The exhibition is divided into six chapters featuring Schwarzenbach's work. A Love of Europe addresses Annemarie Schwarzenbach's first years as a photojournalist and her travels through Europe, revealing Schwarzenbach's cosmopolitan attitude. The Happy Valley follows Schwarzenbach's famous car journeys through the Middle East and Central Asia. She made four trips to Turkey, Palestine and Syria, Iraq and Iran, and as far as Afghanistan and India. She wrote her best-known literary work, The Happy Valley, in Iran. Between the Continents features intermediate places such as streets, harbors or ships' decks that become the sites of a temporary community and the settings for farewells and new beginnings. Travels in America deals with her travels in the United States in 1936-1938 where Schwarzenbach engaged intensely with a new understanding of politically committed photography and encountered a society that was still deeply marked by the economic crisis after 1929. Unemployment, poverty droughts, the decline of the cotton industry – her attention is focused on the American system and explores the differences between rich and poor, but also the widespread misery of the African American population in the southern states. The New Earth addresses her ambivalent views on the relationship between nature and culture in the context of mechanization and industrialization. Minor Encounters, tells the story of people she met on her travels and offers a personal view of her circle of friends.

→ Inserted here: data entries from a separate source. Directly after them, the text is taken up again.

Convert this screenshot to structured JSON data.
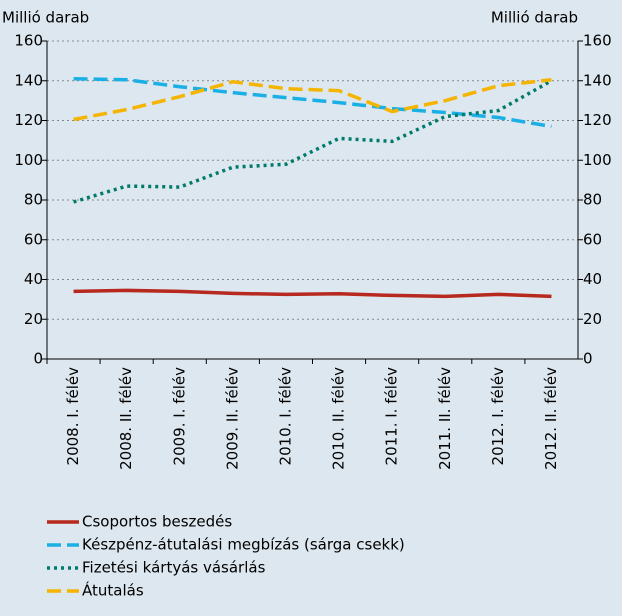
{
  "chart_data": {
    "type": "line",
    "y_label": "Millió darab",
    "y2_label": "Millió darab",
    "categories": [
      "2008. I. félév",
      "2008. II. félév",
      "2009. I. félév",
      "2009. II. félév",
      "2010. I. félév",
      "2010. II. félév",
      "2011. I. félév",
      "2011. II. félév",
      "2012. I. félév",
      "2012. II. félév"
    ],
    "series": [
      {
        "name": "Csoportos beszedés",
        "color": "#b7281e",
        "dash": "solid",
        "values": [
          34,
          34.5,
          34,
          33,
          32.5,
          32.8,
          32,
          31.5,
          32.5,
          31.5
        ]
      },
      {
        "name": "Készpénz-átutalási megbízás (sárga csekk)",
        "color": "#1ab0e6",
        "dash": "dashed",
        "values": [
          141,
          140.5,
          137,
          134,
          131.5,
          129,
          126,
          124,
          121.5,
          117
        ]
      },
      {
        "name": "Fizetési kártyás vásárlás",
        "color": "#007a6a",
        "dash": "dotted",
        "values": [
          79,
          87,
          86.5,
          96.5,
          98,
          111,
          109.5,
          122,
          125,
          140
        ]
      },
      {
        "name": "Átutalás",
        "color": "#f5b400",
        "dash": "dashed",
        "values": [
          120.5,
          125.5,
          132,
          139.5,
          136,
          135,
          124.5,
          130,
          137.5,
          140.5
        ]
      }
    ],
    "ylim": [
      0,
      160
    ],
    "yticks": [
      0,
      20,
      40,
      60,
      80,
      100,
      120,
      140,
      160
    ],
    "y2lim": [
      0,
      160
    ],
    "y2ticks": [
      0,
      20,
      40,
      60,
      80,
      100,
      120,
      140,
      160
    ],
    "grid": true,
    "legend": "bottom"
  }
}
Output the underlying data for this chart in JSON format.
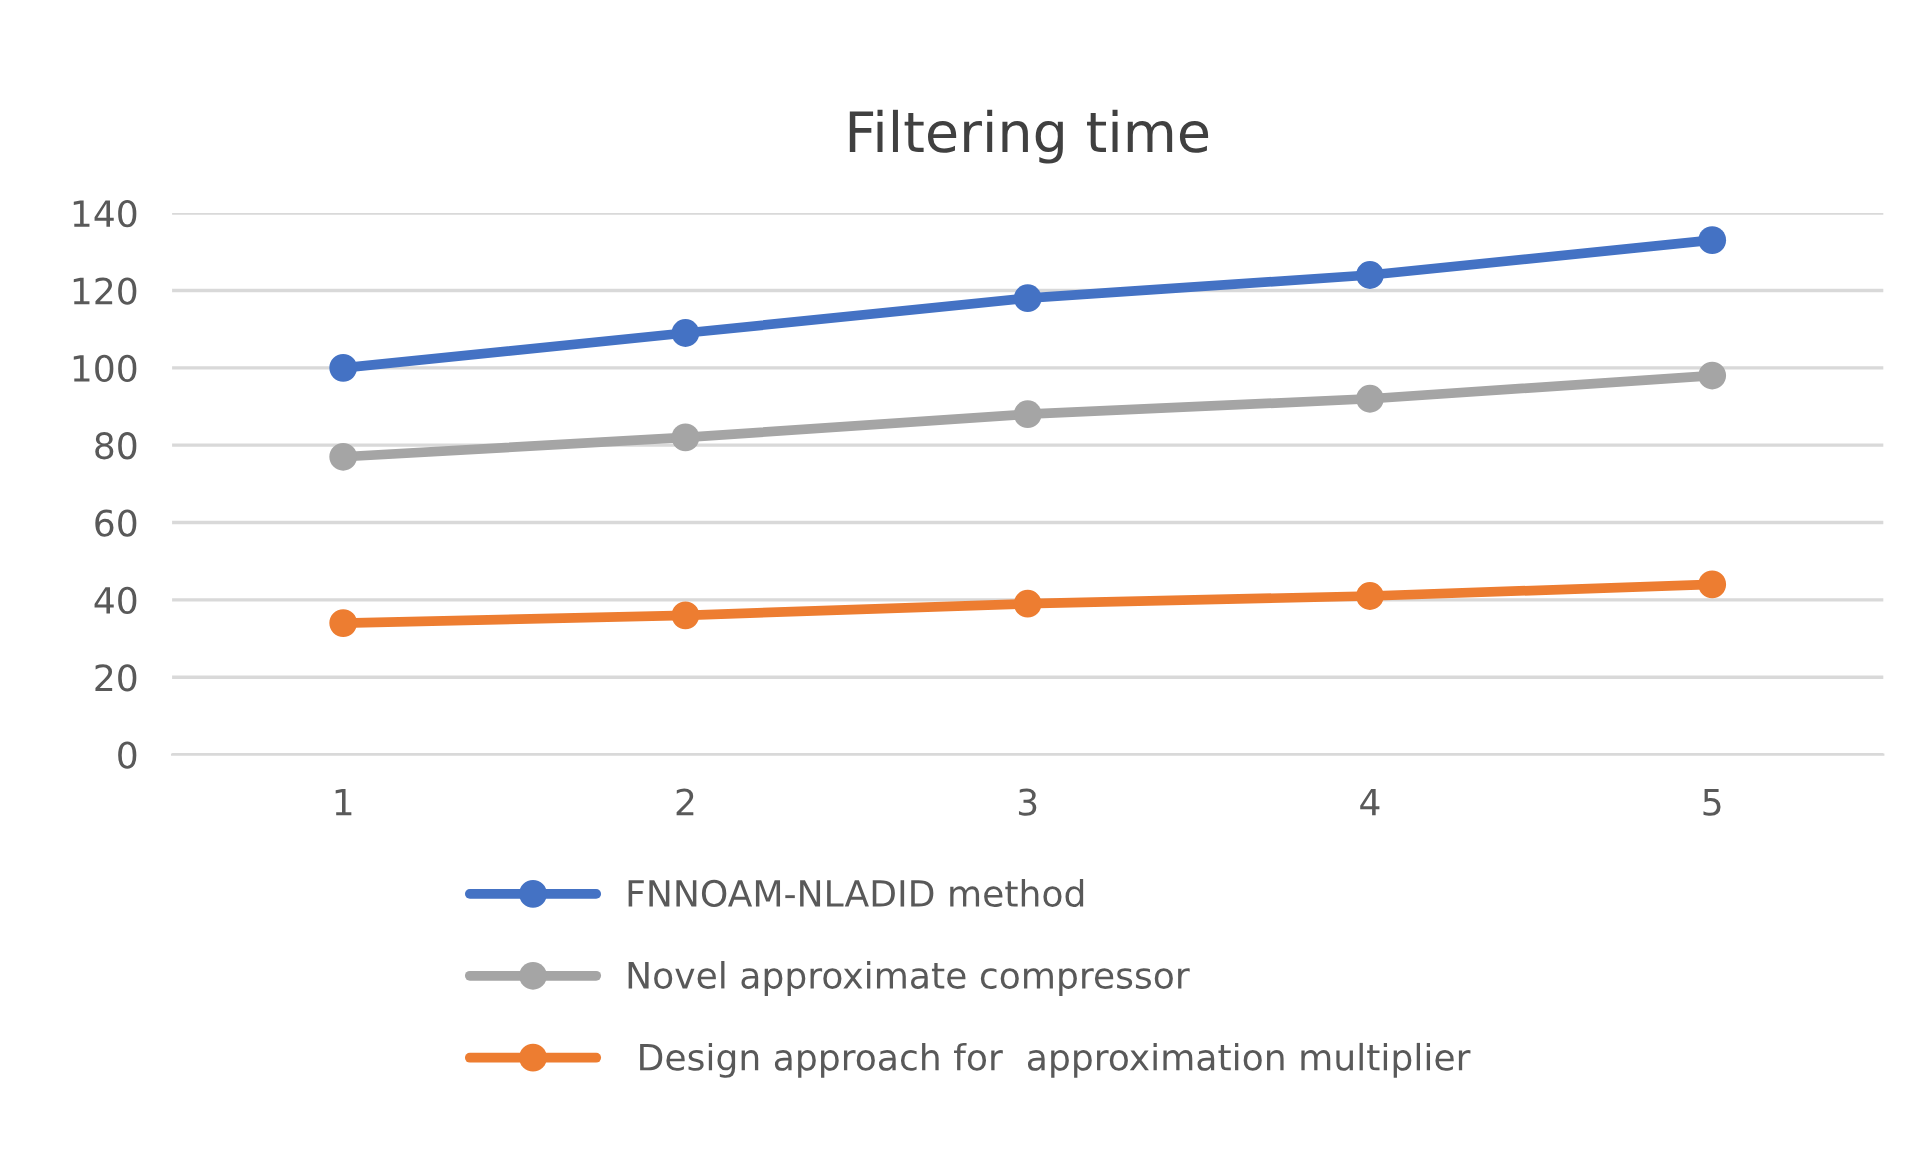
{
  "chart_data": {
    "type": "line",
    "title": "Filtering time",
    "categories": [
      "1",
      "2",
      "3",
      "4",
      "5"
    ],
    "series": [
      {
        "name": "FNNOAM-NLADID method",
        "color": "#4472c4",
        "values": [
          100,
          109,
          118,
          124,
          133
        ]
      },
      {
        "name": "Novel approximate compressor",
        "color": "#a5a5a5",
        "values": [
          77,
          82,
          88,
          92,
          98
        ]
      },
      {
        "name": " Design approach for  approximation multiplier",
        "color": "#ed7d31",
        "values": [
          34,
          36,
          39,
          41,
          44
        ]
      }
    ],
    "ylim": [
      0,
      140
    ],
    "yticks": [
      0,
      20,
      40,
      60,
      80,
      100,
      120,
      140
    ],
    "grid": "y",
    "legend": "bottom",
    "marker": "circle",
    "line_style": "solid"
  }
}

Annemarie Schwarzenbach: Departure Without Destination is supported by the Infusion Fund and its generous donors, as well the City of Charlotte and Foundation for the Carolinas. Additional sponsorship provided by Bellecapital, Brighthouse Financial, and Truist with additional support provided by the North Carolina Arts Council and the Arts and Science Council.
About the Bechtler Museum of Modern Art
The Bechtler Museum of Modern Art is the only museum in the Southern United States exclusively dedicated to European and American Modern Art and its legacies. Capturing a remarkable era of art history from the collection of the Zürich-based Bechtler family, the Bechtler Museum of Modern Art collection includes works by some of the most important and influential figures of modernism, including Alexander Calder, Le Corbusier, Edgar Degas, Max Ernst, Alberto Giacometti, Barbara Hepworth, Jasper Johns, Paul Klee, Alfred Manessier, Joan Miró, Kenneth Noland, Pablo Picasso, Bridget Riley, Nicolas de Staël, Andy Warhol and a wealth of other 20th-century notables. The museum, designed by Swiss architect Mario Botta, prominently features the Niki de Saint Phalle's iconic Le Grand Oiseau de Feu sur l'Arche on its entrance plaza. Located in the heart of Uptown, the Bechtler is a light-filled community space created to inspire and engage first-time visitors and long-term supporters alike.